If you’re a Catholic parent in this era of iPhones, Androids, video games, and computers, you’ve probably struggled with the question of how and when to allow your children to have access to all this technology. This was the central discussion that took place after the screening of a documentary called Screen-Agers, which occurred in Atlanta this week.
Technology is a useful and, it seems, necessary tool which is here to stay, for better or for worse. In and of itself it is inanimate, incapable of making moral choices other than the ones that we ascribe to it. It can be a useful tool for the seeking of knowledge and growth, or it can become the bronzed Moloch of our age, to which we meekly sacrifice our children.
After the screening of the film, a panel discussed how technology creates an upswing in dopamine and how this physiological response affects the teen brain in particular. Dopamine stimulates both the teen and the adult brain, and an over-stimulation can actually reduce long-term performance. In addition, the panel discussed the fact that high usage of violent video games may decrease empathy, and also that games are designed to promote escapism by creating entire “universes” for kids to explore.
Teens who were present were interested in exploring healthy ways that they might exist in an increasingly technologized world. They expressed some initial adolescent disdain for the film, but eventually expressed genuine interest in how the brain’s process of the release of dopamine is manipulated by companies invested in our dependency on products that are not ultimately fulfilling.
Although Screen-Agers and the panel discussion did not address pornography, it’s a critical element for Catholic parents to appreciate and understand. When one Catholic pediatrician was asked the question of when a child should be given a smart phone, she replied, “When you want your child to be introduced to porn.”
According to a report cited by Covenant Eyes, a 2018 study showed that 51 percent of boys and 32 percent of girls viewed porn before they reached the age of 13. The same study showed that 57 percent of teenagers search for porn at least monthly and that 71 percent of teens hide their online behavior from their parents.
It is very difficult even for conscientious parents to protect their children from porn exposure, even with the best efforts.

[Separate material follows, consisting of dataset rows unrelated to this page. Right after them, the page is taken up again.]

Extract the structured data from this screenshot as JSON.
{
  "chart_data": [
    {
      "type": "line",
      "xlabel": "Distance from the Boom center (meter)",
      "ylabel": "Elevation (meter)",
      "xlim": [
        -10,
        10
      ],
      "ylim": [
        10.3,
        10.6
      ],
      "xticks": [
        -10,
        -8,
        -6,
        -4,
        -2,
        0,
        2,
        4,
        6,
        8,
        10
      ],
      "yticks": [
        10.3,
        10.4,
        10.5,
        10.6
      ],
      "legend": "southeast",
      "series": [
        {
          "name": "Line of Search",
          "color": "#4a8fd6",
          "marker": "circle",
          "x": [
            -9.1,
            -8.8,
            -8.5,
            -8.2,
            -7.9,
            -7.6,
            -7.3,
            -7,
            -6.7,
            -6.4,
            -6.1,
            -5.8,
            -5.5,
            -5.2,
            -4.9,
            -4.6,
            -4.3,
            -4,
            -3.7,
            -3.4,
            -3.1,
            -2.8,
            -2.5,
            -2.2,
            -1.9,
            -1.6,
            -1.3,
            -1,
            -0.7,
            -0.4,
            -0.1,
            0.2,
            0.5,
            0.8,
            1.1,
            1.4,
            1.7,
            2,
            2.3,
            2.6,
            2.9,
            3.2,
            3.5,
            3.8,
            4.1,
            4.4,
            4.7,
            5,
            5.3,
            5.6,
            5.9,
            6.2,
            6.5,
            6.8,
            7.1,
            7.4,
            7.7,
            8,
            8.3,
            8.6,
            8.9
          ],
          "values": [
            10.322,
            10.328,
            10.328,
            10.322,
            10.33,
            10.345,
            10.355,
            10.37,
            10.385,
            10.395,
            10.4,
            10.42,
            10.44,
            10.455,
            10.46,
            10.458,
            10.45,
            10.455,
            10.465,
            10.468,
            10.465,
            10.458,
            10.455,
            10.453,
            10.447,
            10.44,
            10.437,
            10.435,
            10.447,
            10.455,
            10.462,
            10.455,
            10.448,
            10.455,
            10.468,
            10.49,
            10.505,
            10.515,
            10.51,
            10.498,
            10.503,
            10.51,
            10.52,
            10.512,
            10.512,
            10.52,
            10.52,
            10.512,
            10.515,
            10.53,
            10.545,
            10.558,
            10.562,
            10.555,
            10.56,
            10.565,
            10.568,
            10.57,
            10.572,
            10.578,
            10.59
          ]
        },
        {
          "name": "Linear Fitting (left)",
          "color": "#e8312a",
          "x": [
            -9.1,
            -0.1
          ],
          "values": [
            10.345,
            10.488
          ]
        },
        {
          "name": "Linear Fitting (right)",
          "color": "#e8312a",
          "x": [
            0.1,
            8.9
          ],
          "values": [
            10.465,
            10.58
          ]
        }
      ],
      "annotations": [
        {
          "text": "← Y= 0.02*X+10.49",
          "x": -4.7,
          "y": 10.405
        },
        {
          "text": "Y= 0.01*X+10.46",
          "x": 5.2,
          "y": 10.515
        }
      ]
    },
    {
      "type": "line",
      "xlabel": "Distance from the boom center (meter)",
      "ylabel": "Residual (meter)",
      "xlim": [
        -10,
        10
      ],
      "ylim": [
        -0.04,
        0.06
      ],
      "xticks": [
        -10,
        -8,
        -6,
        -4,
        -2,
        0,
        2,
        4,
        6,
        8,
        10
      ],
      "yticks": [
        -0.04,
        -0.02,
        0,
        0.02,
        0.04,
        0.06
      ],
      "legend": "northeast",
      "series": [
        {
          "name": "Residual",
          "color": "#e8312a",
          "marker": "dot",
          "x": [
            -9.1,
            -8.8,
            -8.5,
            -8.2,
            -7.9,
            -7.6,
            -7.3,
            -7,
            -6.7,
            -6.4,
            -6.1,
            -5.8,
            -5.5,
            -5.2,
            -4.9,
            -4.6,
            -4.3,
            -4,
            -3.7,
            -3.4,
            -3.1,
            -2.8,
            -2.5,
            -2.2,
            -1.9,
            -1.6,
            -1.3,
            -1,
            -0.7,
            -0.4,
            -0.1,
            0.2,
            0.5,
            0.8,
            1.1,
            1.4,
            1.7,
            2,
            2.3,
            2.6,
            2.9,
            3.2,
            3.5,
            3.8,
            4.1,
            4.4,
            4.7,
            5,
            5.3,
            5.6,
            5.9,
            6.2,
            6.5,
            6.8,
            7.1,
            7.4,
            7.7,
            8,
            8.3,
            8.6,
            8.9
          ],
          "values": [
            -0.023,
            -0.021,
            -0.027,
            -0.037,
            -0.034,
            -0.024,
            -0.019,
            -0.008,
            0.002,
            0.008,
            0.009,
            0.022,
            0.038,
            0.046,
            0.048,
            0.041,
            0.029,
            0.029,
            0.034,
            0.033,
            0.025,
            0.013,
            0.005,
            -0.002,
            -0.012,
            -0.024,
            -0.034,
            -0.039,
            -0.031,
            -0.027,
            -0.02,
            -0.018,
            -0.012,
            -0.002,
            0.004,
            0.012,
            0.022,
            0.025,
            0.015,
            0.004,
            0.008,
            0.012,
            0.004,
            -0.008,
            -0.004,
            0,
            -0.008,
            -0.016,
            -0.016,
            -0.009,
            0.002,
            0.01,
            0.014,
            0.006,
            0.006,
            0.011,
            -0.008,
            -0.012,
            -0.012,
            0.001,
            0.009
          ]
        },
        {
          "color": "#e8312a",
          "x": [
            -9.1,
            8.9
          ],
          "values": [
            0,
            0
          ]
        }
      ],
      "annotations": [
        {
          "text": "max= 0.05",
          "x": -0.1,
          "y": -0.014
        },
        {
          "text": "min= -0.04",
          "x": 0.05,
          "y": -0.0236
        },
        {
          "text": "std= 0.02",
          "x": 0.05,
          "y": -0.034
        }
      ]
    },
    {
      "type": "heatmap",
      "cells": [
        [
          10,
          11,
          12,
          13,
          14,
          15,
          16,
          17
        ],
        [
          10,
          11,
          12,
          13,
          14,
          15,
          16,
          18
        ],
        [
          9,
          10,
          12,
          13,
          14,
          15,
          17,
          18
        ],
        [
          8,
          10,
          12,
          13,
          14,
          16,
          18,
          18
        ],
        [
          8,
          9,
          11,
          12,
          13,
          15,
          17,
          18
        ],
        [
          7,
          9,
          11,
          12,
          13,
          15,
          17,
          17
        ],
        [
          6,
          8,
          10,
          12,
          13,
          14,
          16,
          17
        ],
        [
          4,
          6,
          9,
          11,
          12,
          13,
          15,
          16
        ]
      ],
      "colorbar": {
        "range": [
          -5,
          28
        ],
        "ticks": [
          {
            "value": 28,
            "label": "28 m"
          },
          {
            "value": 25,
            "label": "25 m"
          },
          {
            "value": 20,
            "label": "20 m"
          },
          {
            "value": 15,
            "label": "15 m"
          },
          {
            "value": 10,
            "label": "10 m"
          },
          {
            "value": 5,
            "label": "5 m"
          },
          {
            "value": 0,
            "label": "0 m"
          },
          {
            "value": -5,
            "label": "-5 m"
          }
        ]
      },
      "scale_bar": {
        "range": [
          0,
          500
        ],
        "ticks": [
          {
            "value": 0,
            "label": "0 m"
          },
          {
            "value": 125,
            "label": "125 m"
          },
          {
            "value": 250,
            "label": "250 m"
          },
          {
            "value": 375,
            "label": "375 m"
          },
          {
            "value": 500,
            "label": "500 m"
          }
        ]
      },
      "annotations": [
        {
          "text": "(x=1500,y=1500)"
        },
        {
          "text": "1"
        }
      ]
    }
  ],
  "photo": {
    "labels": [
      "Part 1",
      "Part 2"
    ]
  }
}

Those of us in the mental health field can see the writing on the wall. The over-use or misuse of technology is just a flower of a deeper-rooted societal illness. If we continue on this path, there will be a coming mental health crisis, if it is not indeed already here. It is of great concern as children are being raised in a world devoid of meaning, as religious faith, the strength of the family, the deep inherent meaning and value of gender, and social institutions are being replaced or lost in a sea of subjectivism, materialism, narcissism, superficial remote relationships, and widespread identity crises.
What is needed is a deep understanding of self, of brain processes, of addiction and how these processes are manipulated by companies that do not desire our deepest good. We need to instill in ourselves that which Alcoholics Anonymous calls a fearless moral inventory, to be able to admit when things have gone too far, and to teach our children to have a social immune system so they aren’t made ill by every passing trend. If the root is addressed, the symptoms resolve themselves automatically.
During the panel discussion, strategies for parents were introduced to help them in this current screen-addicted society. The panel highlighted the importance of monitoring rather than implementing a complete ban. The emphasis was setting warm and loving but consistent boundaries. One suggestion was to create an “iPhone contract” that outlined rules and consequences for breaking rules. Some families, for example, require everyone in the home to put their phones in a bin in the kitchen every night at a certain time.
Remember what teens are often looking for when they turn to screens: a sense of belonging, an identity, and ultimately, love. If children are lonely and disconnected in their families, schools, and communities, and if they don’t have a good sense of belonging and identity (and not many teens do), then they will seek that online.
Ideally, positive strategies are embraced by entire communities, parishes, schools, cities, even perhaps at state-wide and even nation-wide levels, to work together for the best interest of our children and society. We need to work together to raise awareness and create change. We cannot depend on the businesses who profit on our addictions to protect us.